The expansion plans were discussed during a July 3 meeting in Canada attended by Pres. Ferdinand Marcos Jr., Department of Trade and Industry (DTI) secretary Cristina Roque, Department of Finance (DOF) secretary Frederick Go, and Telus Digital Global vice president and general manager for AI and Data Amith Nair. The meeting was held as part of Marcos’ July 1 to 4 visit to Canada.

According to the DTI, Telus has invested more than $175.6 million in the Philippines since 2018. The company currently employs over 24,000 workers across nine sites in Metro Manila and Iloilo, supporting customer experience, technical support, financial services, back-office work, and AI-enabled services for global clients.

But while government officials presented the meeting as a sign of the Philippines’ growing role in higher-value digital work, the announcement stopped short of disclosing how much Telus intends to invest next, how many jobs could be created, or when the expansion in AI, healthcare support, and software engineering will take place.

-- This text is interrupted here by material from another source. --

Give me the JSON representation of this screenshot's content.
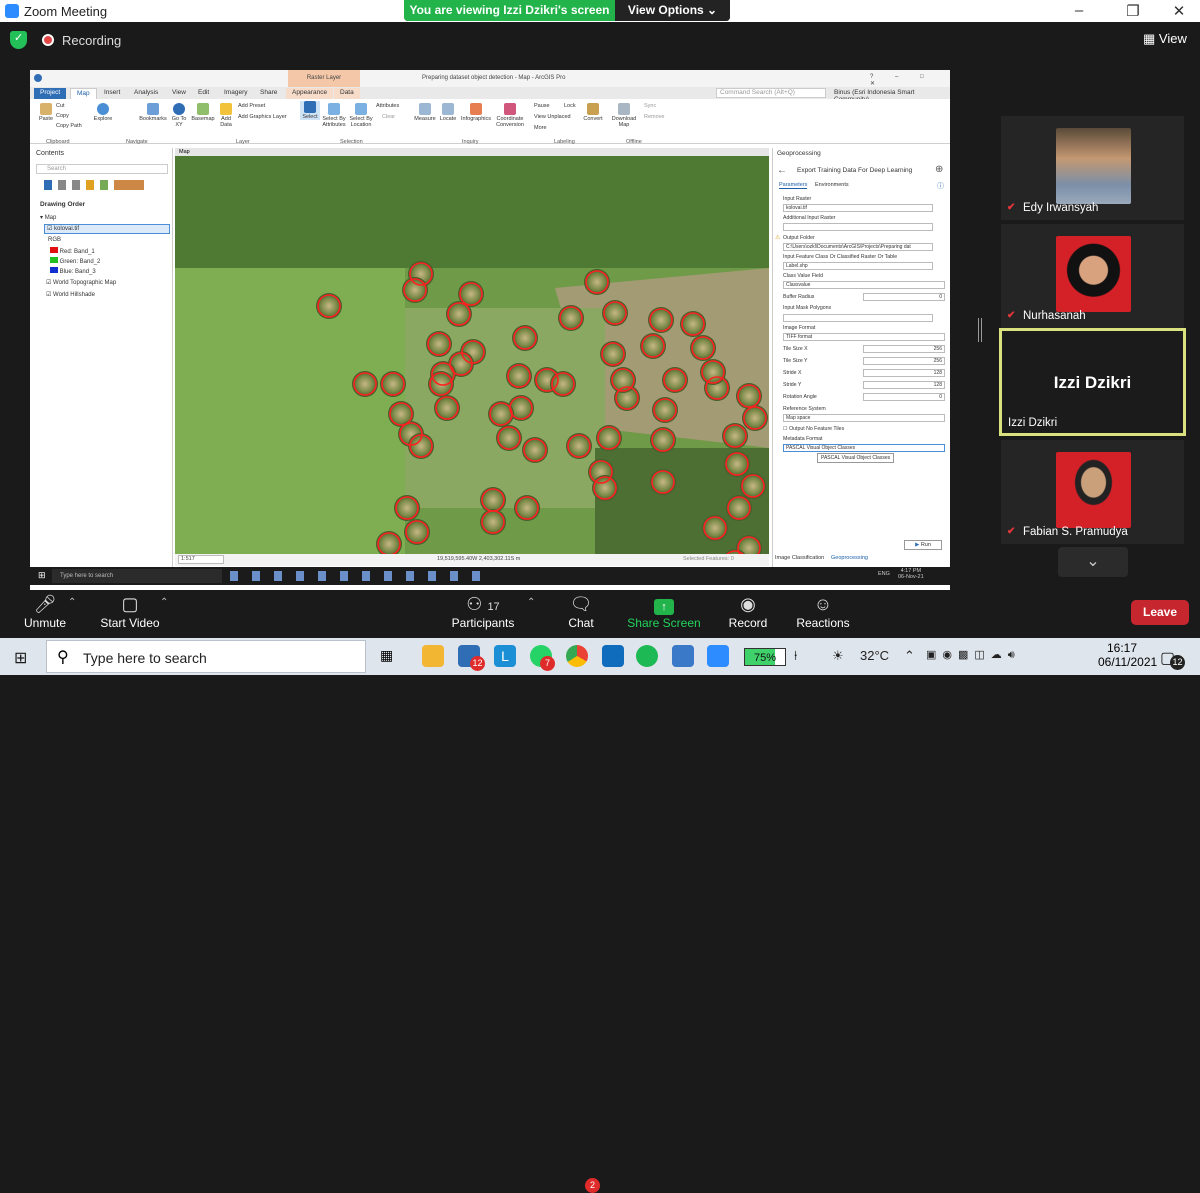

Telus said future investment figures will depend on business operations, although it expects continued spending on facilities, technology, training, workforce development, and other capital requirements in the country.

Still, the company’s interest in expanding beyond traditional business process outsourcing work comes as the Philippine IT and business process management industry pushes deeper into AI, digital health, and other knowledge-intensive services.

“Telus has been with the Philippines for more than two decades, creating quality jobs for Filipino talent and helping move the country from traditional outsourcing to higher-value digital work. Its growth in AI, healthcare support, software engineering, and workforce development supports our goal of preparing Filipino workers for the next stage of the global services economy,” Roque said.

Go said the planned expansion also reflects the effect of the CREATE MORE law in drawing export-oriented service investments.

“This development shows that CREATE MORE is working as intended — helping attract export-oriented investments in both goods and services. We are pleased that Canadian companies like Telus continue to see the Philippines as a competitive investment destination and are choosing to expand their operations here,” Go said.

Roque said the company’s direction also tracks the broader shift in the local IT-BPM sector toward higher-value work. She cited industry projections showing the sector generated around $40 billion in revenues in 2025 and could reach $42 billion in 2026.

“The Philippines is ready for higher-value work. Through partners like Telus, we are building stronger pathways for Filipino workers to participate in AI-enabled services, digital health, software engineering, and other technology-driven industries,” Roque added.

Also present during the meeting were Philippine Ambassador to Canada Victor Chan-Gonzaga and Philippine Trade and Investment Center-Toronto trade commissioner Mario Tani.